# main sail trim



## bkw (Aug 20, 2006)

36' sailboat.
true or false, please answer the following:

from a beat to a beam reach, ease the mainsheet, not the traveler.

upper batten can be used as a reference point for setting the traveler.

if the top batten doesn't parallel the boom; the cure is to raise the traveler a few inches.


----------



## Plumper (Nov 21, 2007)

bkw said:


> 36' sailboat.
> true or false, please answer the following:
> 
> from a beat to a beam reach, ease the mainsheet, not the traveler.
> ...


It is not really that simple, but normally, ease the mainsheet.

Use the upper batten/telltales for references for the combo of the mainsheet/vang/traveller.
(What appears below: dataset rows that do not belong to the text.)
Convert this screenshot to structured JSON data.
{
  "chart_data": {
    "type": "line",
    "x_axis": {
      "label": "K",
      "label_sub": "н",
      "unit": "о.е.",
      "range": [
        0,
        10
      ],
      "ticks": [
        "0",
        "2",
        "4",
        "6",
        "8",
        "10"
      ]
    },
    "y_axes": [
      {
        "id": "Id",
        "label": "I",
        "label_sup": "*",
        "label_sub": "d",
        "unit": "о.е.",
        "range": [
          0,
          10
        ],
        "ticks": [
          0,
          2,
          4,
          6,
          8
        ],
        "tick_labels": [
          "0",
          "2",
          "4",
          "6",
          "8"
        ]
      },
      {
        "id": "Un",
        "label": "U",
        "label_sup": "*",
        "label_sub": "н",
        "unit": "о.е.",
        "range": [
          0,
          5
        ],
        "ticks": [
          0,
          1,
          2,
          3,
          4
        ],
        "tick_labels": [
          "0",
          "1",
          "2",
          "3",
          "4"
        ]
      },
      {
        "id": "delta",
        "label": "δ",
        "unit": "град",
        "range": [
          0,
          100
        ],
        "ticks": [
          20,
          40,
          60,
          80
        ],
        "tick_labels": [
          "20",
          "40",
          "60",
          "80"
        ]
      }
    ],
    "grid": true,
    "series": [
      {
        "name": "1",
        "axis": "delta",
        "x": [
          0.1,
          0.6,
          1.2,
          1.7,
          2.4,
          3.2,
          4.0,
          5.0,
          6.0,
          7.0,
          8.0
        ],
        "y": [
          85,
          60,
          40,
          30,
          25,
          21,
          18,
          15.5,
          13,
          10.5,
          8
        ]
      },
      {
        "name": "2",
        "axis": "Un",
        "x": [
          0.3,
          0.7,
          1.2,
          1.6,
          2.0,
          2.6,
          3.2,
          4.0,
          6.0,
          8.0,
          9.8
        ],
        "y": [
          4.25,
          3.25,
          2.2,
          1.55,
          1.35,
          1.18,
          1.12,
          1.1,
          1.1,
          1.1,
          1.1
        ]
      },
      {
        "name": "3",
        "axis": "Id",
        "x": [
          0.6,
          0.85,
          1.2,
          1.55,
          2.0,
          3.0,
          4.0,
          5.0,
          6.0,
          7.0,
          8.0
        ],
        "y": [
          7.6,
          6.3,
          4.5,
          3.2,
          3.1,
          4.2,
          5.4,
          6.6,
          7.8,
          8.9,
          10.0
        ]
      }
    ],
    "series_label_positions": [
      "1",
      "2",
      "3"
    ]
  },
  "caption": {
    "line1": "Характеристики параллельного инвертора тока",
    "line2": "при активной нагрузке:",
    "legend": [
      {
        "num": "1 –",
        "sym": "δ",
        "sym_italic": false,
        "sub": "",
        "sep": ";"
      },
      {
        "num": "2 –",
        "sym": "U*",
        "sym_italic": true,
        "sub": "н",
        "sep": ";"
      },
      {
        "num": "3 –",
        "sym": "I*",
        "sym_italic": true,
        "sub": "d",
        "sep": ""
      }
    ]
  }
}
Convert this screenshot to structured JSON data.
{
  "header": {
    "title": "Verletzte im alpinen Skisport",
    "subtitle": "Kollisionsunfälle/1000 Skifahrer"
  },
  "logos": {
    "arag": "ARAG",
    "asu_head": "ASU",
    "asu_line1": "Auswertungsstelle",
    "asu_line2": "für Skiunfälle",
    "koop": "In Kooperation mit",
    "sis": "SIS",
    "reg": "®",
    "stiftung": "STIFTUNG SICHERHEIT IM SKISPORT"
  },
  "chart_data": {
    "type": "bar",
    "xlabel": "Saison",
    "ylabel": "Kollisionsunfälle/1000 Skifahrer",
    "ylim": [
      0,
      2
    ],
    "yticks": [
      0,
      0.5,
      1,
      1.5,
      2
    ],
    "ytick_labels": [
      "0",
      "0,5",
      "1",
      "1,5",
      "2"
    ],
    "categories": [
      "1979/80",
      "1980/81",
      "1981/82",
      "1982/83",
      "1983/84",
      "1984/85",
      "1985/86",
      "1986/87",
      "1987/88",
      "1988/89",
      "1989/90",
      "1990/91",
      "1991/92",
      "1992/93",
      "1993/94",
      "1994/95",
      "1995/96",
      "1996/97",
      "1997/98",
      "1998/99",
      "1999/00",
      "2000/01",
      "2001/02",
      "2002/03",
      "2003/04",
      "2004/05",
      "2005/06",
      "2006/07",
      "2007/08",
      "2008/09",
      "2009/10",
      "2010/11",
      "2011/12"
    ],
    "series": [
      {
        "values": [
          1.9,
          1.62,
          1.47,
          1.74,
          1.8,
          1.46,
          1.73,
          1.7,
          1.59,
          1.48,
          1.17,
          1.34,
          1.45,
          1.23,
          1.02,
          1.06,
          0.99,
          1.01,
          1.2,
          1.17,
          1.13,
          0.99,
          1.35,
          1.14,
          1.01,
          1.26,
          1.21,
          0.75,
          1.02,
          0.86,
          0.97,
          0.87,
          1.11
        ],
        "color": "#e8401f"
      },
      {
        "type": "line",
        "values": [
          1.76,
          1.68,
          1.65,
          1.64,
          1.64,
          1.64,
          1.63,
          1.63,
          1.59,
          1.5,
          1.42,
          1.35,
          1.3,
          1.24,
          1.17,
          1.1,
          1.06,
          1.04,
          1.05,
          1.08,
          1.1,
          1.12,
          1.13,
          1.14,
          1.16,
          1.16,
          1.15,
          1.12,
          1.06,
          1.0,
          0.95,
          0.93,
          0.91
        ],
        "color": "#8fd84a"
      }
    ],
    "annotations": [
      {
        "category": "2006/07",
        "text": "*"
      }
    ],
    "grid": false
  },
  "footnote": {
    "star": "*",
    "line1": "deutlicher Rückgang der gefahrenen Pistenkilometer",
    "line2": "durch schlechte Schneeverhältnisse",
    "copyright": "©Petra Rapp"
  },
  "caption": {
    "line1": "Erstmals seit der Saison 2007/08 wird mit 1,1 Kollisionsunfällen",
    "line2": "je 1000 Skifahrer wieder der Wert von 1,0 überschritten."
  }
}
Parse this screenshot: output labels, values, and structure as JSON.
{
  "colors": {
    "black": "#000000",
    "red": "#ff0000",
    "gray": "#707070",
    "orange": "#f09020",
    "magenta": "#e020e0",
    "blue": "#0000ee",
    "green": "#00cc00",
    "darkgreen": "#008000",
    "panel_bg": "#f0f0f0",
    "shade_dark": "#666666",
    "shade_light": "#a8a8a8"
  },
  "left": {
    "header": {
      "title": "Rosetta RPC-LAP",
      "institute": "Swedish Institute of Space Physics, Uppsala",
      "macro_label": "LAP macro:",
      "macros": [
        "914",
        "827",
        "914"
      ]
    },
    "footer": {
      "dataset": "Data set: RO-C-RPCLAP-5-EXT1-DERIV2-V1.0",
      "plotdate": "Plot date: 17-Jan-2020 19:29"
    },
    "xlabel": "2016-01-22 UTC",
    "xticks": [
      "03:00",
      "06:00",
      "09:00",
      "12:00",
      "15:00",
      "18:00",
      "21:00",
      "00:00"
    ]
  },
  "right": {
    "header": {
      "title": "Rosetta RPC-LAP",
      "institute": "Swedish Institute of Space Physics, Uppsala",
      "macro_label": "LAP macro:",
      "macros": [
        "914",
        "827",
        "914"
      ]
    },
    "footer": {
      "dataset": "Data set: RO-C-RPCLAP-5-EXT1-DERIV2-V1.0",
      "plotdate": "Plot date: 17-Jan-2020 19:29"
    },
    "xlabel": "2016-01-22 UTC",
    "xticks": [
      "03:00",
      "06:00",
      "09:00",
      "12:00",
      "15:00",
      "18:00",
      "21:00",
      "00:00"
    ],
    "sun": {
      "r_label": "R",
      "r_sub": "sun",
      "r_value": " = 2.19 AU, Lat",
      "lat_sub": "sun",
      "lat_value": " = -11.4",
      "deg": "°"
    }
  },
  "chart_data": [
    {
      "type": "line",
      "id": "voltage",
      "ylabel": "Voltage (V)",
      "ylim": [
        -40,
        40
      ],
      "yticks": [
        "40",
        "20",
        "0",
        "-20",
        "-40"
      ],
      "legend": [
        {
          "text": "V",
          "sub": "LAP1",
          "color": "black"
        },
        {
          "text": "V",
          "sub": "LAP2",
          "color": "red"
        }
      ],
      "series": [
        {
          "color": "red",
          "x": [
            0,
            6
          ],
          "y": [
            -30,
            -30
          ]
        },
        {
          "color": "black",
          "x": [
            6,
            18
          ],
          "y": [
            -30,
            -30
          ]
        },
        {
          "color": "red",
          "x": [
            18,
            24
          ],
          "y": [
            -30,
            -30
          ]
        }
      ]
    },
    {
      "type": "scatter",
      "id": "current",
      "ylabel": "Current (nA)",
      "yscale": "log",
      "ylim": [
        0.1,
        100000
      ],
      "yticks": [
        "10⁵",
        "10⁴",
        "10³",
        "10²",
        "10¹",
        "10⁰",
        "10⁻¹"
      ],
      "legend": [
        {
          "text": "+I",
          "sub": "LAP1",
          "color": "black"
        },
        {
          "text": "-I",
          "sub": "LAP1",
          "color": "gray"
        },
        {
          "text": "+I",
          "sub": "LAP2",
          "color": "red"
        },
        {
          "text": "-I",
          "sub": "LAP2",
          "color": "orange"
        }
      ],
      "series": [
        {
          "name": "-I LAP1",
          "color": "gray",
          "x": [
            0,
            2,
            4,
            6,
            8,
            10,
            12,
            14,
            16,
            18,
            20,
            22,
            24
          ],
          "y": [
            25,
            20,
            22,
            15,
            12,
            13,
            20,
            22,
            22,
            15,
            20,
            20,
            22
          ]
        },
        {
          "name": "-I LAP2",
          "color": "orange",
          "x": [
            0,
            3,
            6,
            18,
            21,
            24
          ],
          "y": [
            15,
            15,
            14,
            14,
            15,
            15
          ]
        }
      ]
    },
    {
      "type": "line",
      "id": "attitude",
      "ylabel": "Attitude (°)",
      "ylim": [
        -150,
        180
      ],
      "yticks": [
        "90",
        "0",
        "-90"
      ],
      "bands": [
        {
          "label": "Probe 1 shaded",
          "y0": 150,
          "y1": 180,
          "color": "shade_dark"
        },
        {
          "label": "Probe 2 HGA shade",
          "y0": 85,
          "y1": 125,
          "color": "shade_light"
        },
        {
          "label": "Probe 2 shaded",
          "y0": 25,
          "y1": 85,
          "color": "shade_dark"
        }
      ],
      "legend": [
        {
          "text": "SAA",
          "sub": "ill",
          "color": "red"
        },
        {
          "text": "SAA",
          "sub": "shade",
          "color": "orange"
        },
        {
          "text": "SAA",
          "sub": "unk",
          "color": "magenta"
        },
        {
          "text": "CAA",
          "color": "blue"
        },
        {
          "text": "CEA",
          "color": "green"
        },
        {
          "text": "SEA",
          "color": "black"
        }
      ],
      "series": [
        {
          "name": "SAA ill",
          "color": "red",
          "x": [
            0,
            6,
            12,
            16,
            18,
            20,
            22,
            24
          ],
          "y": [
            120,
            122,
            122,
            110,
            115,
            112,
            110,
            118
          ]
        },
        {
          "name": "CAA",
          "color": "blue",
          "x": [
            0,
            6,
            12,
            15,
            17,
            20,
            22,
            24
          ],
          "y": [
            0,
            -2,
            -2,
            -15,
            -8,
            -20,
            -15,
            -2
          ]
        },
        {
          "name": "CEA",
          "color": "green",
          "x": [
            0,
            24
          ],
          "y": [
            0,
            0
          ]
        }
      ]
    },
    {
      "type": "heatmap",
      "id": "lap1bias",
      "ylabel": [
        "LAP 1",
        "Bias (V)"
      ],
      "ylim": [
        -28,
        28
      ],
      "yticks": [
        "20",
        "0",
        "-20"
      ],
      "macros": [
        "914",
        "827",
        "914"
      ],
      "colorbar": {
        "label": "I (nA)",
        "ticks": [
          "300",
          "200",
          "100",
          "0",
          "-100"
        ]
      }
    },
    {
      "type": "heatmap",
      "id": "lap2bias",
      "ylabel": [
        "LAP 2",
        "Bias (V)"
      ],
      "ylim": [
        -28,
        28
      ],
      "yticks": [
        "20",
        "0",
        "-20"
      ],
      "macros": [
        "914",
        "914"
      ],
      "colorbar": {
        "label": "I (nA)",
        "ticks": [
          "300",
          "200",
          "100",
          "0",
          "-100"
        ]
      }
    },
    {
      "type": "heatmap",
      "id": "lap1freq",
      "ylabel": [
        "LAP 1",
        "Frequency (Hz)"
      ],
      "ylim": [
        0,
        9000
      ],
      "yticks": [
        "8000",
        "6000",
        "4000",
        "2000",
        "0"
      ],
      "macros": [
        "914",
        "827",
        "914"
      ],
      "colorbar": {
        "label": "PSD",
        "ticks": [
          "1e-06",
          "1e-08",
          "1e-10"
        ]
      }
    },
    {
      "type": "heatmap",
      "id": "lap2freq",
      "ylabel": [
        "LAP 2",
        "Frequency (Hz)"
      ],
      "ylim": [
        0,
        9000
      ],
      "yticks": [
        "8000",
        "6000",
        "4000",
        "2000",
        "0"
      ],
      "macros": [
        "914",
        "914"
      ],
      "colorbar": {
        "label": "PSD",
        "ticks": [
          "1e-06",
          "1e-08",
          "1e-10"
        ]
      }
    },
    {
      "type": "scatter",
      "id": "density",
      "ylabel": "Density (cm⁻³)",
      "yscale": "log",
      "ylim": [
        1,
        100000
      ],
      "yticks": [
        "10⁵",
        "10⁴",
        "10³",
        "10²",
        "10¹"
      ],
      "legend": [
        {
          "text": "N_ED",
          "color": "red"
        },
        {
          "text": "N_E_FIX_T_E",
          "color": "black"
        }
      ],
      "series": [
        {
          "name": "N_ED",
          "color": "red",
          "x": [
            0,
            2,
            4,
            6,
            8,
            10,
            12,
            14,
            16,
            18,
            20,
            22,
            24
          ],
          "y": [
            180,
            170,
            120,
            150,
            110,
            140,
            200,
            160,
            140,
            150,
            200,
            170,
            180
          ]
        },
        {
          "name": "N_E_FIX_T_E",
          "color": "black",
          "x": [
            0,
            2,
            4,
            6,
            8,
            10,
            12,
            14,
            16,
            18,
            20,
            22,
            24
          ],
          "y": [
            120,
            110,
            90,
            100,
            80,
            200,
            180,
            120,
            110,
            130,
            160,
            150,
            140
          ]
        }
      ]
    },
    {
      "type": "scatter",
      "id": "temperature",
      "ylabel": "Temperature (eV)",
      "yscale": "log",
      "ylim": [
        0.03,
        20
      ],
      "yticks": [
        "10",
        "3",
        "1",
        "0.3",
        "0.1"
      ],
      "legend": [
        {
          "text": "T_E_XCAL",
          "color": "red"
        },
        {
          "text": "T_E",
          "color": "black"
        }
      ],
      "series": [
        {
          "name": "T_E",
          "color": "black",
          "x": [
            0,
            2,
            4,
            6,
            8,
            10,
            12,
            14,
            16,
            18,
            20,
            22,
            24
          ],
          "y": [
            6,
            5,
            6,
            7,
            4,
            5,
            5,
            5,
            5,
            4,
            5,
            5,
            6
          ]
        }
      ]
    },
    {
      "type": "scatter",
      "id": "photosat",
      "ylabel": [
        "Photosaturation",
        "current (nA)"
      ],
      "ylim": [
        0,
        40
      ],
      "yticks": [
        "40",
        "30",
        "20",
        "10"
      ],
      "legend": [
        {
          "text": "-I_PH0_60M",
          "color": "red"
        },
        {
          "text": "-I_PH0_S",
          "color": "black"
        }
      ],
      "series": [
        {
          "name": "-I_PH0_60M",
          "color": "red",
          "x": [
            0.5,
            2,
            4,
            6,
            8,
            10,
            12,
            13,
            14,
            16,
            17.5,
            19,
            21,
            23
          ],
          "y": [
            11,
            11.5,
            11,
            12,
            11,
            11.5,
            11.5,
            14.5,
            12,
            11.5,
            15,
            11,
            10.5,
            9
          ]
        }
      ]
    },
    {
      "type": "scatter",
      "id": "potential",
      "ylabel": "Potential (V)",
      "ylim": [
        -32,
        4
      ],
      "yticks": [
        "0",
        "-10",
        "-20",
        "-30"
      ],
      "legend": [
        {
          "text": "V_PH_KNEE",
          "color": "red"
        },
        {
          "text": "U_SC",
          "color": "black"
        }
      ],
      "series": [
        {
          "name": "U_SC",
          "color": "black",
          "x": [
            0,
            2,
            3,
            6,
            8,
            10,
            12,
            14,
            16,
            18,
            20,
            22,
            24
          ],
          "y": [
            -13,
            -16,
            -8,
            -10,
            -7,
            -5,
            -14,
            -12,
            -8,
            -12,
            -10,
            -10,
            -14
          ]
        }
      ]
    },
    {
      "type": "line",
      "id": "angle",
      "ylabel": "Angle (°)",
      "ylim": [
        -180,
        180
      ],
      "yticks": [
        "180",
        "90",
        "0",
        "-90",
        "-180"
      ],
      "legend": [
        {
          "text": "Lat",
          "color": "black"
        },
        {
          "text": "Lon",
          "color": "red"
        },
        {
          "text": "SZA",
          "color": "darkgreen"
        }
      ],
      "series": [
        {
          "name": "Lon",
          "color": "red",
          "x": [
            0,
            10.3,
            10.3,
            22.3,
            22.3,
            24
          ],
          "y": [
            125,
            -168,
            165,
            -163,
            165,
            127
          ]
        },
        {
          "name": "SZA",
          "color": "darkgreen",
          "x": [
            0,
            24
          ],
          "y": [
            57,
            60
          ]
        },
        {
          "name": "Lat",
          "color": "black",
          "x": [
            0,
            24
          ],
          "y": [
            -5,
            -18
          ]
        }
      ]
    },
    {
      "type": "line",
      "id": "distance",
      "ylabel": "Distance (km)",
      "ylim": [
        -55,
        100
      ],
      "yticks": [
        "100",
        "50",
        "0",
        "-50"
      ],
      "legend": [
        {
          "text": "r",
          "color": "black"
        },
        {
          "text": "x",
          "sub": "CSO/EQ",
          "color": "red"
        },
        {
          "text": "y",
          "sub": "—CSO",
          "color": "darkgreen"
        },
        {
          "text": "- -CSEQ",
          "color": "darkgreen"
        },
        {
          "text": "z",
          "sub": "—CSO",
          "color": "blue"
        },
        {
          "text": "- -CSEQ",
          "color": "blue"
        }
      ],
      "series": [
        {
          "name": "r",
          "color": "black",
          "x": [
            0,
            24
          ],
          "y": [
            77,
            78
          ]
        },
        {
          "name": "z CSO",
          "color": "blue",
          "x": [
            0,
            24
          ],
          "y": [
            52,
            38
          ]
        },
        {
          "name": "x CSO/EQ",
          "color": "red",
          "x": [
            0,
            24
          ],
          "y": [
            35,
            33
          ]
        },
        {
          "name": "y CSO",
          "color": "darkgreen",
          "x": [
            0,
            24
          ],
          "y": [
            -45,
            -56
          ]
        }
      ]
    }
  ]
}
Top batten not parallel, adjust the mainsheet, vang, and traveller until the tell tales fly and the top batten is close.

The farther out the mainsail is (off the centreline) the more important the vang becomes and the less important the traveller is.


----------



## maxmunger (Dec 29, 2005)

As you have written the question, answer is false.
Assuming your sails where already trimmed for the beat....
First ease out the headsail for a beam reach and adjust lead...
Then lower the traveler, to keep the same mainsail shape.

if this is not enough then work the mainsheet and if present, vang, to get the shape correct. Upper batten could care less what position the traveler is in. leach twist is always controlled by sheet and vang.

no vang, no control of leach beyond end of traveler.


----------



## bkw (Aug 20, 2006)

thanks for your input.


----------